Das zwölfte Kapitel.

[210] Simplex noch weiter am heimlichen Ort

Seine Red mit dem Schermesser führt fort.


»Den nächsten Marktag trug mich mein Herr in ein Zimmer, welches man eine Faß- oder Packkammer nennet; da ward ich geschauet, vor gerechte Kaufmannsware erkannt und abgewogen, folgends einem Fürkäufler verhandelt, verzollet, auf einen Wagen verdingt, nach Straßburg geführet, ins Kaufhaus geliefert, abermals geschauet, vor gut erkannt, verzollet und einem Kaufherrn verkauft, welcher mich durch die Kärchelzieher[210] nach Haus führen und in ein sauber Zimmer aufheben ließ, bei welchem Aktu mein gewesener Herr, der Hänfer, den zehenden, der Hanfschauer den eilften, der Wäger den zwölften, der Zöller den dreizehenden, der Vorkäufler den vierzehenden, der Fuhrmann den funfzehenden, das Kaufhaus den sechzehenden, und die Kärchelzieher, die mich dem Kaufmann heimführeten, den siebenzehenden Gewinn bekamen. Dieselbe nahmen auch mit ihrem Lohn den achtzehenden Gewinn hin, da sie mich auf ihren Kärchen zu Schiff brachten, auf welchem ich den Rhein hinunter bis nach Zwoll gebracht ward, und ist mir unmüglich, alles zu erzählen, wer alls unterwegs sein Gebühr an Zöllen und anderen, und also auch einen Gewinn von meinetwegen empfangen; dann ich war dergestalt eingepackt, daß ichs nicht wissen konnte.

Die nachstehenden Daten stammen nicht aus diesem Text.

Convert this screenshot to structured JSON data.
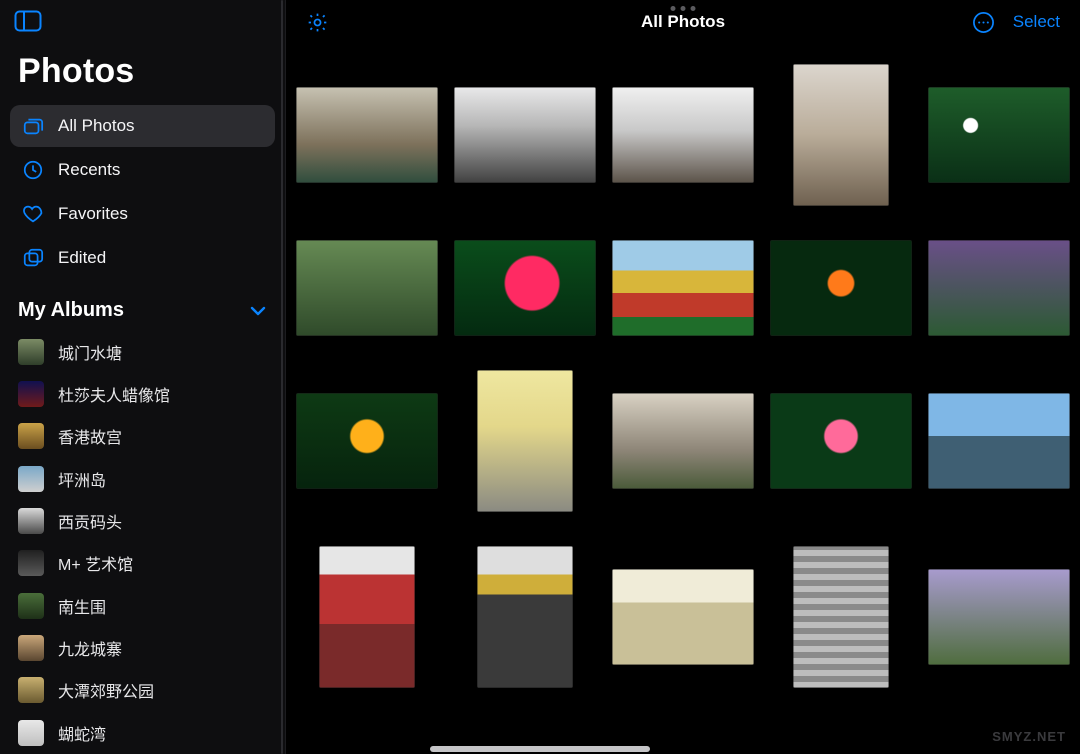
{
  "app": {
    "title": "Photos"
  },
  "header": {
    "title": "All Photos",
    "select_label": "Select"
  },
  "sidebar": {
    "nav": [
      {
        "icon": "stack-icon",
        "label": "All Photos",
        "selected": true
      },
      {
        "icon": "clock-icon",
        "label": "Recents",
        "selected": false
      },
      {
        "icon": "heart-icon",
        "label": "Favorites",
        "selected": false
      },
      {
        "icon": "edited-icon",
        "label": "Edited",
        "selected": false
      }
    ],
    "albums_title": "My Albums",
    "albums": [
      {
        "label": "城门水塘",
        "swatch": "a0"
      },
      {
        "label": "杜莎夫人蜡像馆",
        "swatch": "a1"
      },
      {
        "label": "香港故宫",
        "swatch": "a2"
      },
      {
        "label": "坪洲岛",
        "swatch": "a3"
      },
      {
        "label": "西贡码头",
        "swatch": "a4"
      },
      {
        "label": "M+ 艺术馆",
        "swatch": "a5"
      },
      {
        "label": "南生围",
        "swatch": "a6"
      },
      {
        "label": "九龙城寨",
        "swatch": "a7"
      },
      {
        "label": "大潭郊野公园",
        "swatch": "a8"
      },
      {
        "label": "蝴蛇湾",
        "swatch": "a9"
      }
    ]
  },
  "grid": {
    "rows": [
      [
        {
          "o": "land",
          "t": "t-arch"
        },
        {
          "o": "land",
          "t": "t-pav"
        },
        {
          "o": "land",
          "t": "t-court"
        },
        {
          "o": "port",
          "t": "t-stele"
        },
        {
          "o": "land",
          "t": "t-flw1"
        }
      ],
      [
        {
          "o": "land",
          "t": "t-shrub"
        },
        {
          "o": "land",
          "t": "t-rose"
        },
        {
          "o": "land",
          "t": "t-beds"
        },
        {
          "o": "land",
          "t": "t-orange"
        },
        {
          "o": "land",
          "t": "t-purple"
        }
      ],
      [
        {
          "o": "land",
          "t": "t-lant"
        },
        {
          "o": "port",
          "t": "t-pole"
        },
        {
          "o": "land",
          "t": "t-brch"
        },
        {
          "o": "land",
          "t": "t-hib"
        },
        {
          "o": "land",
          "t": "t-harb"
        }
      ],
      [
        {
          "o": "port",
          "t": "t-tmpl"
        },
        {
          "o": "port",
          "t": "t-alley"
        },
        {
          "o": "land",
          "t": "t-gate"
        },
        {
          "o": "port",
          "t": "t-steps"
        },
        {
          "o": "land",
          "t": "t-lilac"
        }
      ]
    ]
  },
  "watermark": "SMYZ.NET"
}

Zu Zwoll genoß ich wiederum eine kurze Ruhe; dann ich ward daselbsten von der mittlern oder engeländischen Ware ausgesondert, wiederum von neuem anatomiert und gemartert, in der Mitten voneinander gerissen, geklopft und gehechelt, bis ich so rein und zart ward, daß man wohl reiner Ding als Klosterzwirn aus mir hätte spinnen mögen. Darnach ward ich nach Amsterdam gefertiget, alldorten gekauft und verkauft und dem weiblichen Geschlecht übergeben, welche mich auch zu zartem Garn machten und mich unter solcher Arbeit gleichsam alle Augenblicke küßten und leckten, also daß ich mir einbilden müßte, alles mein Leiden würde dermaleins seine Endschaft erreichet haben; aber kurz darnach ward ich gewaschen, gewunden, dem Weber unter die Hände geben, gespult, mit einer Schlicht gestrichen, an Weberstuhl gespannet, gewebet und zu einem feinen holländischen Leinwad gemachet, folgends gebleicht und einem Kaufherrn verkauft, welcher mich wiederum ellenweis verhandelte. Bis ich aber so weit kam, erlitte ich viel Abgang. Das erste und gröbste Werk, so von mir abgieng, ward zu Lunden gesponnen, in Kühedreck gesotten und hernach verbrannt. Aus dem andern Abgang spannen die alte Weiber ein grobes Garn, welches zu Zwilch und Sacktaffet gewebet ward; der dritte Abgang gab ein ziemlich grobes Garn, welches man Bärtleingarn nennet und doch vor Hänfin verkauft ward; aus dem vierten Abgang ward zwar ein feiner Garn und Tuch gemachet, es mochte mir aber nicht gleichen, geschweige jetzt der gewaltigen Säuler, die aus meinen Kameraten, den andern Hanfstengelen, daraus man Schleißhanf machte, zugerichtet wurden, also daß mein Geschlecht den Menschen trefflich nutz, ich auch beinahe nicht erzählen kann, was ein und anders vor Gewinn von denselbigen[211] schöpfet. Den letzten Abgang litte ich selbst, als der Weber ein paar Knäul Garn von mir nach den diebischen Mäusen warf.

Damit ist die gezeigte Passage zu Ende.